Saturday, November 11, 2017

The Hitchhikers (1972)



Another odd exploitation movie from married filmmakers Beverly and Ferd Sebastian, The Hitchhikers mixes the distasteful little-girl-lost subgenre with the equally tawdry criminal-cult subgenre. Oh, and the movie also features an extended scene of a gruesome illegal abortion. On some level, perhaps the Sebastians thought they were engaging with serious social issues, and, indeed, some scenes in The Hitchhikers feel sincere. Yet the movie also contains catfights, topless shots, and vignettes of sexy girls standing on the sides of country roads and flashing their panties to get the attention of male drivers.

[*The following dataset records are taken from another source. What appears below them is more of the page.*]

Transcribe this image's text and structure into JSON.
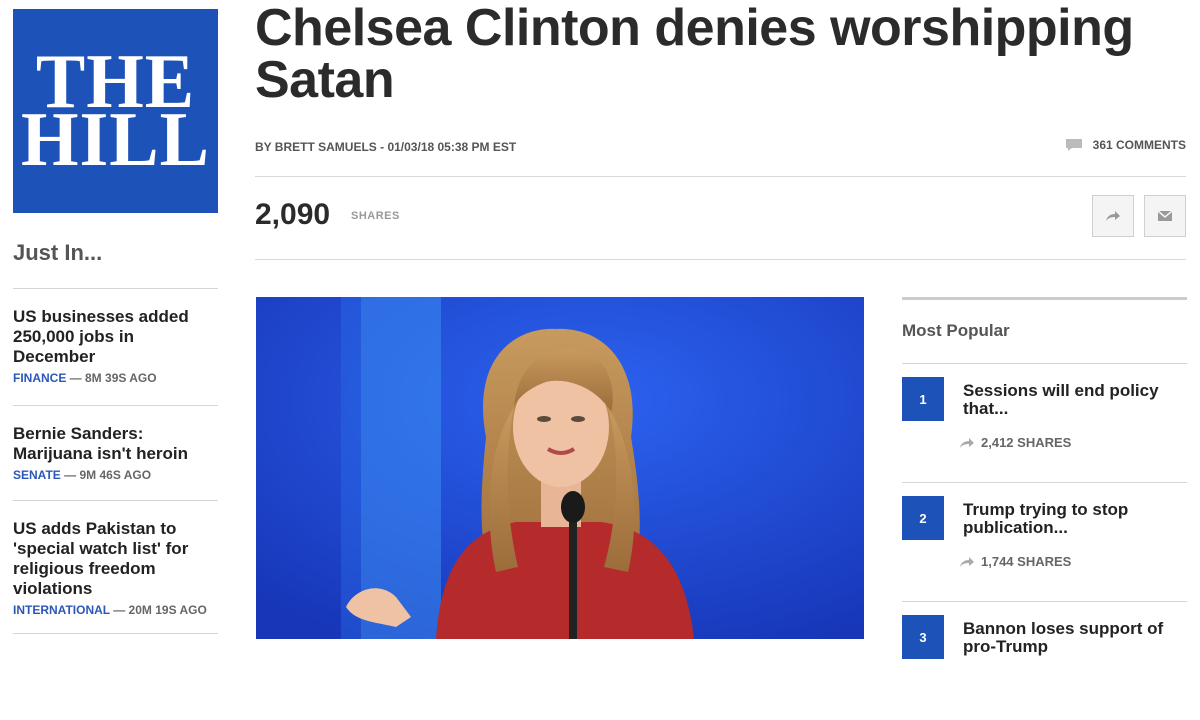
{
  "logo": {
    "line1": "THE",
    "line2": "HILL"
  },
  "sidebar": {
    "title": "Just In...",
    "items": [
      {
        "headline": "US businesses added 250,000 jobs in December",
        "category": "FINANCE",
        "time": " — 8M 39S AGO"
      },
      {
        "headline": "Bernie Sanders: Marijuana isn't heroin",
        "category": "SENATE",
        "time": " — 9M 46S AGO"
      },
      {
        "headline": "US adds Pakistan to 'special watch list' for religious freedom violations",
        "category": "INTERNATIONAL",
        "time": " — 20M 19S AGO"
      }
    ]
  },
  "article": {
    "title": "Chelsea Clinton denies worshipping Satan",
    "byline": "BY BRETT SAMUELS - 01/03/18 05:38 PM EST",
    "comments": "361 COMMENTS",
    "shares_count": "2,090",
    "shares_label": "SHARES"
  },
  "popular": {
    "title": "Most Popular",
    "items": [
      {
        "rank": "1",
        "headline": "Sessions will end policy that...",
        "shares": "2,412 SHARES"
      },
      {
        "rank": "2",
        "headline": "Trump trying to stop publication...",
        "shares": "1,744 SHARES"
      },
      {
        "rank": "3",
        "headline": "Bannon loses support of pro-Trump",
        "shares": ""
      }
    ]
  },
  "icons": {
    "comment": "comment-icon",
    "share": "share-arrow-icon",
    "email": "email-icon"
  },
  "colors": {
    "brand_blue": "#1d52b8",
    "category_blue": "#2a57b8"
  }
}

Only the most sophisticated filmmakers can get away with blending exploitation-flick sensationalism with social-drama heaviosity, and the Sebastians have never been accused of demonstrating sophistication. The movie starts in the usual way, with a pretty young girl leaving home because some boy got her in trouble. Maggie (Misty Rowe) has the requisite ugly encounter with a trucker when a dude plies her with food and transportation before demanding sex and raping her when she refuses. Eventually, Maggie falls in with a group of hippies who reside in a ghost town—deliberate shades of the Manson family—and participates in their scheme of robbing men gullible enough to stop their cars when girls show a little skin. Painfully slow and thematically void, The Hitchhikers nearly holds the viewer’s attention simply because it seems as if the plot threads might eventually converge in an interesting way, but of course they never do.